Como Jonny había dicho, era más bien un cobertizo que otra cosa: uno más de una larga serie de hangares semicilíndricos que parecían una hilera de troncos de secuoya medio hundidos en el suelo. El rótulo sobre la entrada decía BARNIER Y CLEMENT-AGENTES DE IMPORTACIÓN. Llamé con los nudillos y abrí la puerta. Nada más entrar advertí que aquello no era ninguna tapadera, sino una auténtica oficina de trabajo. Allí reinaba un caos ordenado que resulta imposible falsificar. Un mostrador separaba el cuerpo principal del hangar de la zona de recepción. Había encima un timbre y, al lado, un pinchapapeles lleno hasta los topes de facturas de envío clavadas; detrás había tres escritorios, media docena de archivadores y una mujer.

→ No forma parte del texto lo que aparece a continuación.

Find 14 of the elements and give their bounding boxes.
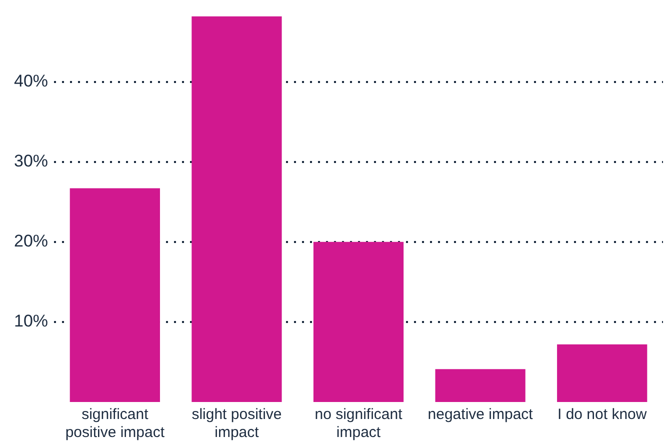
y-tick-label: 40% [14, 72, 48, 91]
bar [192, 16, 282, 402]
x-tick-label: no significant impact [314, 406, 404, 442]
y-tick-label: 30% [14, 152, 48, 171]
x-tick-label: significant positive impact [65, 406, 166, 442]
y-tick-label: 20% [14, 232, 48, 251]
x-tick-label: I do not know [557, 406, 647, 424]
x-tick-label: slight positive impact [192, 406, 282, 442]
bar [435, 369, 526, 402]
bar [70, 188, 160, 402]
bar [557, 344, 648, 402]
y-tick-label: 10% [14, 312, 48, 331]
bar [313, 242, 404, 402]
x-tick-label: negative impact [428, 406, 534, 424]
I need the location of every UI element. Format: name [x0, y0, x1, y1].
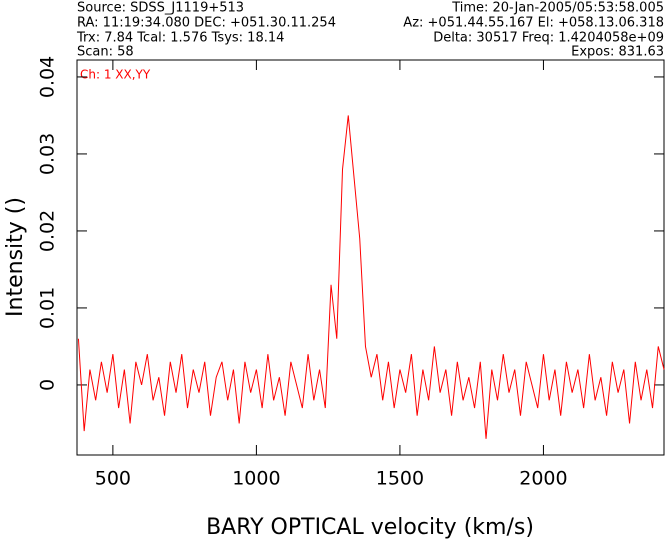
x-tick-label: 1500 — [376, 468, 424, 490]
y-tick-label: 0.01 — [37, 287, 59, 329]
header-right: Delta: 30517 Freq: 1.4204058e+09 — [433, 31, 664, 46]
header-left: Trx: 7.84 Tcal: 1.576 Tsys: 18.14 — [76, 31, 284, 46]
y-tick-label: 0 — [37, 379, 59, 391]
header-right: Az: +051.44.55.167 El: +058.13.06.318 — [403, 16, 664, 31]
x-axis-title: BARY OPTICAL velocity (km/s) — [206, 515, 534, 540]
spectrum-line — [77, 115, 665, 439]
header-left: Scan: 58 — [77, 45, 134, 60]
x-tick-label: 500 — [95, 468, 131, 490]
channel-annotation: Ch: 1 XX,YY — [80, 68, 151, 82]
x-tick-label: 1000 — [232, 468, 280, 490]
header-right: Time: 20-Jan-2005/05:53:58.005 — [451, 1, 664, 16]
x-tick-label: 2000 — [519, 468, 567, 490]
header-left: RA: 11:19:34.080 DEC: +051.30.11.254 — [77, 16, 336, 31]
plot-frame — [76, 59, 665, 456]
y-tick-label: 0.04 — [37, 56, 59, 98]
y-tick-label: 0.02 — [37, 210, 59, 252]
y-axis-title: Intensity () — [3, 197, 28, 317]
y-tick-label: 0.03 — [37, 133, 59, 175]
header-left: Source: SDSS_J1119+513 — [77, 1, 244, 16]
header-right: Expos: 831.63 — [571, 45, 664, 60]
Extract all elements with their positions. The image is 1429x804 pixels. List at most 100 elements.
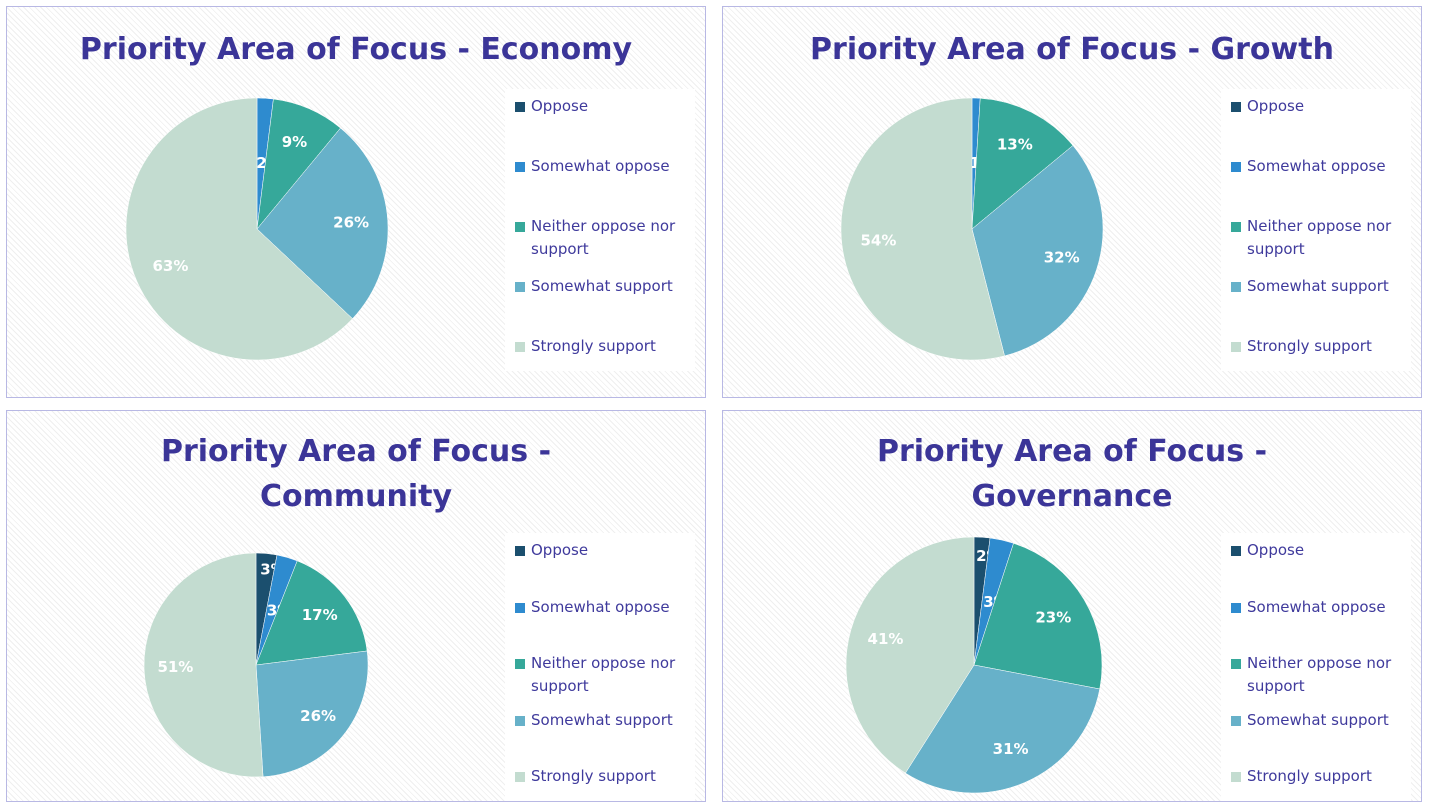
pie-chart: 3%3%17%26%51% [143,552,369,778]
pie-slice [256,127,389,320]
legend-item: Neither oppose nor support [515,215,690,261]
chart-panel: Priority Area of Focus - Community3%3%17… [6,410,706,802]
legend-label: Somewhat oppose [1247,157,1386,175]
legend-item: Oppose [515,95,690,118]
legend-label: Somewhat support [1247,277,1389,295]
legend-item: Neither oppose nor support [1231,215,1406,261]
legend-swatch [515,102,525,112]
data-label: 17% [302,606,338,624]
legend-swatch [515,222,525,232]
legend-item: Somewhat support [1231,275,1406,298]
legend-item: Strongly support [515,335,690,358]
data-label: 41% [868,630,904,648]
legend-label: Somewhat support [1247,711,1389,729]
legend-label: Somewhat support [531,277,673,295]
legend-label: Neither oppose nor support [1247,654,1392,695]
legend-item: Somewhat oppose [1231,596,1406,619]
legend-swatch [1231,772,1241,782]
legend-swatch [515,162,525,172]
legend-item: Somewhat oppose [1231,155,1406,178]
legend-swatch [1231,603,1241,613]
pie-chart: 0%2%9%26%63% [125,97,389,361]
pie-slice [840,97,1005,361]
legend-label: Strongly support [1247,767,1372,785]
data-label: 9% [282,133,307,151]
pie-chart: 0%1%13%32%54% [840,97,1104,361]
legend-label: Strongly support [531,767,656,785]
legend-label: Oppose [531,541,589,559]
legend: Oppose Somewhat oppose Neither oppose nor … [505,89,695,371]
legend-item: Strongly support [515,765,690,788]
legend-item: Oppose [515,539,690,562]
legend-label: Oppose [531,97,589,115]
legend-item: Somewhat oppose [515,155,690,178]
legend-label: Oppose [1247,97,1305,115]
pie-slice [255,650,369,778]
data-label: 13% [997,135,1033,153]
chart-panel: Priority Area of Focus - Governance2%3%2… [722,410,1422,802]
legend-label: Neither oppose nor support [1247,217,1392,258]
legend-swatch [515,772,525,782]
legend-swatch [1231,162,1241,172]
legend-label: Oppose [1247,541,1305,559]
pie-slice [143,552,264,778]
pie-slice [971,97,1074,230]
data-label: 26% [333,214,369,232]
legend-item: Neither oppose nor support [1231,652,1406,698]
legend-swatch [1231,102,1241,112]
legend-label: Somewhat support [531,711,673,729]
legend-item: Oppose [1231,539,1406,562]
legend-label: Neither oppose nor support [531,217,676,258]
data-label: 23% [1035,609,1071,627]
legend-swatch [515,659,525,669]
legend-item: Somewhat support [1231,709,1406,732]
pie-slice [125,97,353,361]
pie-slice [255,560,368,666]
legend-label: Somewhat oppose [531,598,670,616]
data-label: 51% [157,658,193,676]
legend-item: Strongly support [1231,335,1406,358]
pie-slice [973,542,1103,690]
pie-slice [905,664,1101,794]
legend-swatch [515,716,525,726]
legend-label: Strongly support [1247,337,1372,355]
chart-title: Priority Area of Focus - Community [160,434,552,514]
legend-swatch [515,282,525,292]
legend-swatch [1231,342,1241,352]
data-label: 31% [993,740,1029,758]
legend-swatch [1231,546,1241,556]
legend-item: Oppose [1231,95,1406,118]
legend-swatch [515,546,525,556]
chart-title: Priority Area of Focus - Growth [810,32,1334,67]
legend: Oppose Somewhat oppose Neither oppose nor … [1221,533,1411,801]
legend-label: Somewhat oppose [531,157,670,175]
legend-item: Strongly support [1231,765,1406,788]
pie-slice [971,145,1104,357]
legend-item: Neither oppose nor support [515,652,690,698]
legend-swatch [1231,716,1241,726]
legend-item: Somewhat support [515,275,690,298]
legend: Oppose Somewhat oppose Neither oppose nor … [505,533,695,801]
legend-swatch [1231,222,1241,232]
data-label: 26% [300,707,336,725]
data-label: 54% [860,231,896,249]
legend-swatch [1231,282,1241,292]
chart-title: Priority Area of Focus - Governance [876,434,1268,514]
pie-slice [845,536,975,774]
data-label: 32% [1044,249,1080,267]
legend: Oppose Somewhat oppose Neither oppose nor … [1221,89,1411,371]
legend-swatch [1231,659,1241,669]
chart-panel: Priority Area of Focus - Economy0%2%9%26… [6,6,706,398]
legend-item: Somewhat support [515,709,690,732]
legend-item: Somewhat oppose [515,596,690,619]
legend-swatch [515,342,525,352]
data-label: 63% [152,257,188,275]
chart-panel: Priority Area of Focus - Growth0%1%13%32… [722,6,1422,398]
legend-label: Neither oppose nor support [531,654,676,695]
pie-chart: 2%3%23%31%41% [845,536,1103,794]
chart-title: Priority Area of Focus - Economy [79,32,633,67]
legend-label: Somewhat oppose [1247,598,1386,616]
legend-swatch [515,603,525,613]
legend-label: Strongly support [531,337,656,355]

La mujer medía como un metro cincuenta y llevaba un traje chaqueta gris que le apretaba un poco en la cintura y el busto. Tenía la cara redonda y pálida y el pelo negro enroscado por una permanente tan inflexible y tensa que habría resistido la onda expansiva de una bomba atómica. A su boquita de labios finos, apenas una ranura, había intentado darle volumen a base de pintalabios rojo.
– ¿Puedo ayudarle? -preguntó, rodeando su escritorio y acercándose al mostrador. Distendió sus labios delgados en una sonrisa cansada y mecánica.
– Busco al señor Barnier.
– ¿Es por lo del key lan? -inquirió.
– ¿El key lan? -Fruncí el ceño-. ¿Qué es eso?
Ella no me hizo ni caso.
– El señor Barnier no está ahora mismo. ¿Tiene una cita?

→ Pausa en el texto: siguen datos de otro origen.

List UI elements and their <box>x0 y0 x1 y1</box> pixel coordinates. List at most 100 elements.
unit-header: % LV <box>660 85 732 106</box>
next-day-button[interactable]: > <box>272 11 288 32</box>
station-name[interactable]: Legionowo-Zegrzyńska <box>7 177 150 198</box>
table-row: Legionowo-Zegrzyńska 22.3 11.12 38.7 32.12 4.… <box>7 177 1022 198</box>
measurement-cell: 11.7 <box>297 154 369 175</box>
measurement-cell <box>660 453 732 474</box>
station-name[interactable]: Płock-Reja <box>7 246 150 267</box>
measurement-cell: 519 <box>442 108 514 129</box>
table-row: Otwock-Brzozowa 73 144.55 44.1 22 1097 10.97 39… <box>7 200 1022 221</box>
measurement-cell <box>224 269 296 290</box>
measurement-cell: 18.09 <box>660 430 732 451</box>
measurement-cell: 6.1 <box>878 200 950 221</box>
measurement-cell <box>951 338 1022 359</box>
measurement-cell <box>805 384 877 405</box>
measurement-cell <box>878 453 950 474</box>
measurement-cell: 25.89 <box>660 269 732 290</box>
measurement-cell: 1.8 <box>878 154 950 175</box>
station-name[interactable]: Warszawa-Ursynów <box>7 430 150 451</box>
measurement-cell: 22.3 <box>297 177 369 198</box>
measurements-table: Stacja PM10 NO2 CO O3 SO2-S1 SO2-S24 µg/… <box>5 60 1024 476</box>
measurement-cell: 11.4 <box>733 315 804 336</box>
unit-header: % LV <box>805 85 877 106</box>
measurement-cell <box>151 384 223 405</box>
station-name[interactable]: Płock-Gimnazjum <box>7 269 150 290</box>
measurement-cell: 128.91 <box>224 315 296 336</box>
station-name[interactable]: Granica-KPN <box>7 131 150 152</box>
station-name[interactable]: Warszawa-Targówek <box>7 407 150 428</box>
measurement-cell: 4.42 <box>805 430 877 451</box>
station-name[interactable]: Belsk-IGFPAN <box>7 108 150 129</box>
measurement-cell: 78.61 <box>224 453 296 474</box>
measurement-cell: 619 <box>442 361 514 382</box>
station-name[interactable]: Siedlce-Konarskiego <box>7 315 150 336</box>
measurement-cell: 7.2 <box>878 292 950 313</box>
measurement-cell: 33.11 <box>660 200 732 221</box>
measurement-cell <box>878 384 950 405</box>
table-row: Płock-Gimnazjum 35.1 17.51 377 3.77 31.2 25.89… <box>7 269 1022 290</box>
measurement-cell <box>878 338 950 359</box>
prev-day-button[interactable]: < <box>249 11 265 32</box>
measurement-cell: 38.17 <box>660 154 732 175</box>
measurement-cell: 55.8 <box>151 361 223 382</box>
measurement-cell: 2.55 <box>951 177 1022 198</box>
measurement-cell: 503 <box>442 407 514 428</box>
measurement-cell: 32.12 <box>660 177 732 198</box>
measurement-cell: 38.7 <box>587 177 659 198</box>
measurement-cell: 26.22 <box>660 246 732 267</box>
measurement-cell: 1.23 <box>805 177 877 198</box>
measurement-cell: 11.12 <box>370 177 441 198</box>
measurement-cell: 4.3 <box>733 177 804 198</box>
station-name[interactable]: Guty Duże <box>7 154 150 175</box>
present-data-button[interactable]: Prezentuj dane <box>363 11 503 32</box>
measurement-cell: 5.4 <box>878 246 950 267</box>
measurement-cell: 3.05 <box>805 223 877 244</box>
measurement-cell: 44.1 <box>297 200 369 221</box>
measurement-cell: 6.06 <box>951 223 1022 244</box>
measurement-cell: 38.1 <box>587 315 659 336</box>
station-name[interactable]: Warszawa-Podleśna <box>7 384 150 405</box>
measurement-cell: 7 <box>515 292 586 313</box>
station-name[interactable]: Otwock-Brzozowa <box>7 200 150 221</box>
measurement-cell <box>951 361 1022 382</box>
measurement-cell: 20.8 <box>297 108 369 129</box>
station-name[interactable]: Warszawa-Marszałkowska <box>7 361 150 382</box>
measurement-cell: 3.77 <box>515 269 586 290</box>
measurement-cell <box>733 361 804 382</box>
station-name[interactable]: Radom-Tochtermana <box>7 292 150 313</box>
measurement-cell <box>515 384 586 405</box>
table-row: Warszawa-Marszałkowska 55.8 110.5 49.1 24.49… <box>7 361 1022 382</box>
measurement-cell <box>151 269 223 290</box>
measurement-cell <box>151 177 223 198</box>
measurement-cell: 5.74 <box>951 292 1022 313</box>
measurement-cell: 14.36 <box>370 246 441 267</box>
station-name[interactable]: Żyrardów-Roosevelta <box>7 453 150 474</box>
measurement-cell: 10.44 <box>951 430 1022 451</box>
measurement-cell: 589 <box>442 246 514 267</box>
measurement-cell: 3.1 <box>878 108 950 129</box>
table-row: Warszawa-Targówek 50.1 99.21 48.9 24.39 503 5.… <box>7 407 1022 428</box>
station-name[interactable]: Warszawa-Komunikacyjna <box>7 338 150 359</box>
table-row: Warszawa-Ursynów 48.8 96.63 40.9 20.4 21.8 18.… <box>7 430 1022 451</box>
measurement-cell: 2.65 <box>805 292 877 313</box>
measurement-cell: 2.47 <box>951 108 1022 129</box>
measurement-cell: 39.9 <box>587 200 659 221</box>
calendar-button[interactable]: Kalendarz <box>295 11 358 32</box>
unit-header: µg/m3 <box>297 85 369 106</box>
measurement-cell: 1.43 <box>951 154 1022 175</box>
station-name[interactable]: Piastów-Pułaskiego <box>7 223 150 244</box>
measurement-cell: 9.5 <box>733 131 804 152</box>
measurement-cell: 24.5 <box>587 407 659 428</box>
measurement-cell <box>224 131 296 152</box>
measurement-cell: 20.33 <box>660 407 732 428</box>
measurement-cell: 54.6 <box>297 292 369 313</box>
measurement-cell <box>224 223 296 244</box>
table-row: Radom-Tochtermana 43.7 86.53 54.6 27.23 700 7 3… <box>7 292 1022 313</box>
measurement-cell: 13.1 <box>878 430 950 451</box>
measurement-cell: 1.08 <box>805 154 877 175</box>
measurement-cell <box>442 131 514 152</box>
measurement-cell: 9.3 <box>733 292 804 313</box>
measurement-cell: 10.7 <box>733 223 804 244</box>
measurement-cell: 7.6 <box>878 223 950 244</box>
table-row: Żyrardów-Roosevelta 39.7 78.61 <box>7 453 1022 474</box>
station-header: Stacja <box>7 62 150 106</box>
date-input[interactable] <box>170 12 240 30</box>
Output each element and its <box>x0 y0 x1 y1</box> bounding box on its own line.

– No. Ninguna cita. ¿Cuándo volverá?
– Necesita una cita para ver al señor Barnier.
– También funciono sin cita. ¿Cuándo volverá?

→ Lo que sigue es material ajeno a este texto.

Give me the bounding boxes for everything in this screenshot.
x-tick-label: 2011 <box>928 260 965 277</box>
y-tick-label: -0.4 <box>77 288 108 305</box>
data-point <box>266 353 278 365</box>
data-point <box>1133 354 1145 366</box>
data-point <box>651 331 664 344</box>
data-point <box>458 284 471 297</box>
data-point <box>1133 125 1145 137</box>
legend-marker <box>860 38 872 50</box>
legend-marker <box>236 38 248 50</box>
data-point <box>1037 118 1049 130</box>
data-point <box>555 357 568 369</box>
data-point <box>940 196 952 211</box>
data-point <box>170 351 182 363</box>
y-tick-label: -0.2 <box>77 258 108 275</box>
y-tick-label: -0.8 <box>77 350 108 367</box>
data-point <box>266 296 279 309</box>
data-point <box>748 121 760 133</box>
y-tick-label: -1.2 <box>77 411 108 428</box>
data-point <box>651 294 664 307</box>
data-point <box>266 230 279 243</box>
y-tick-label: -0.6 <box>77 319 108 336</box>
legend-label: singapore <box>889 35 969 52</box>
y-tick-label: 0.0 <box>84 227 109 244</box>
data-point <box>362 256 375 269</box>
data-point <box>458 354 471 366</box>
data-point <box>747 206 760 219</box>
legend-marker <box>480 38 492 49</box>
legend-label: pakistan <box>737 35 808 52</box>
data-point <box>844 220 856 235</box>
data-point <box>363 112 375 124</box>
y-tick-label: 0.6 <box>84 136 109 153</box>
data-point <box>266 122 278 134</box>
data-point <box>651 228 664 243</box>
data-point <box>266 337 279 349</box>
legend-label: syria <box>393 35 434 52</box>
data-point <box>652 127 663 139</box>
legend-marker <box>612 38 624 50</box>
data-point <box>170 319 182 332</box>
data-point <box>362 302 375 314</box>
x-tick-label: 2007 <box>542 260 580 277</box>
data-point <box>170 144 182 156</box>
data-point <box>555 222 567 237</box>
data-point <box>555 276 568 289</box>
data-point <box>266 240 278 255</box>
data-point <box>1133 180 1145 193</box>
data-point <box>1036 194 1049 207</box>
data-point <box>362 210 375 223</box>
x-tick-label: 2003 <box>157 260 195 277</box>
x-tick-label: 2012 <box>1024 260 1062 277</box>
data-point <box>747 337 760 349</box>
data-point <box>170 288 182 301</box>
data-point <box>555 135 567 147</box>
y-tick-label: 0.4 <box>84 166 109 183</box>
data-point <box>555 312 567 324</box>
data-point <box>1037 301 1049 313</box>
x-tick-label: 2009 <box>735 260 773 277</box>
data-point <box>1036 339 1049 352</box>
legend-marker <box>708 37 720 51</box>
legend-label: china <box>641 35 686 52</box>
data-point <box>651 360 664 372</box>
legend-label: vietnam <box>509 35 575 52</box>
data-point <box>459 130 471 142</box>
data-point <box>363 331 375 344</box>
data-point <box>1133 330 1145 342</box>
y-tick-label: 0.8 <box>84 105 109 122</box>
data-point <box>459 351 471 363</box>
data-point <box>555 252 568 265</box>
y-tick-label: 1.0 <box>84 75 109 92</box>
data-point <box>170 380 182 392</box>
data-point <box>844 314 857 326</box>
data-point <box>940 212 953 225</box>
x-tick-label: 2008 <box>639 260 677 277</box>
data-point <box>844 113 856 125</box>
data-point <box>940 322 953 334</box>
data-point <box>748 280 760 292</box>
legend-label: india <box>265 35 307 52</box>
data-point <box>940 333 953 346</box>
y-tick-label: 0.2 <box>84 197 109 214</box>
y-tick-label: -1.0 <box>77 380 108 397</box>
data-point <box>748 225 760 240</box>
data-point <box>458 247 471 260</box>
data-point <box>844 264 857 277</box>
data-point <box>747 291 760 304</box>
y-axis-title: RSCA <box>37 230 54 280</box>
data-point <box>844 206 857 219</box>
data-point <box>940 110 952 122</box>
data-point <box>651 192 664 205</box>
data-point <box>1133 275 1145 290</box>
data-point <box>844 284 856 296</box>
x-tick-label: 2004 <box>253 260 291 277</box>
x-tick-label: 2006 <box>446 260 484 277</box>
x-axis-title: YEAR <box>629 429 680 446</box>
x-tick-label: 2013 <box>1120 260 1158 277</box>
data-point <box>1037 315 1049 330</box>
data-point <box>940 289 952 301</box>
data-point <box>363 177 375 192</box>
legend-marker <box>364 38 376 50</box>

La mujer tenía unos ojos verdes grandes y redondos enmarcados en su rostro redondeado y los utilizaba para taladrarme como si yo fuera idiota de nacimiento.
– Necesita una cita -repitió. Ya casi me hablaba sílaba por sílaba, como Deditos McBride.
– El rótulo dice Barnier y Clement. ¿Está el señor Clement?
– Monsieur Clement -dijo, corrigiéndome y omitiendo la «t» del final, de manera que sonaba más o menos «Clemmong», con ese estilo único de los escoceses para asesinar la lengua francesa-. Monsieur Clement no trabaja aquí. Él se encuentra en nuestras oficinas de Francia.
– Ya veo.
En un extremo del mostrador había el típico tramo abatible. Lo levanté, pasé al otro lado y me situé junto a ella. Sus redondeados ojos verdes se volvieron aún más redondos.
– No puede entrar aquí…
– Esperaré -dije, y tomé asiento detrás de uno de los escritorios, arrojando mi sombrero sobre un montón de papeles-. Será lo mejor seguramente, en vista de que no puede usted decirme cuándo volverá o dónde puedo encontrarlo.
Mi regordeta amiga de ojos redondos y finos labios levantó de nuevo la tapa del mostrador, como para indicarme la salida.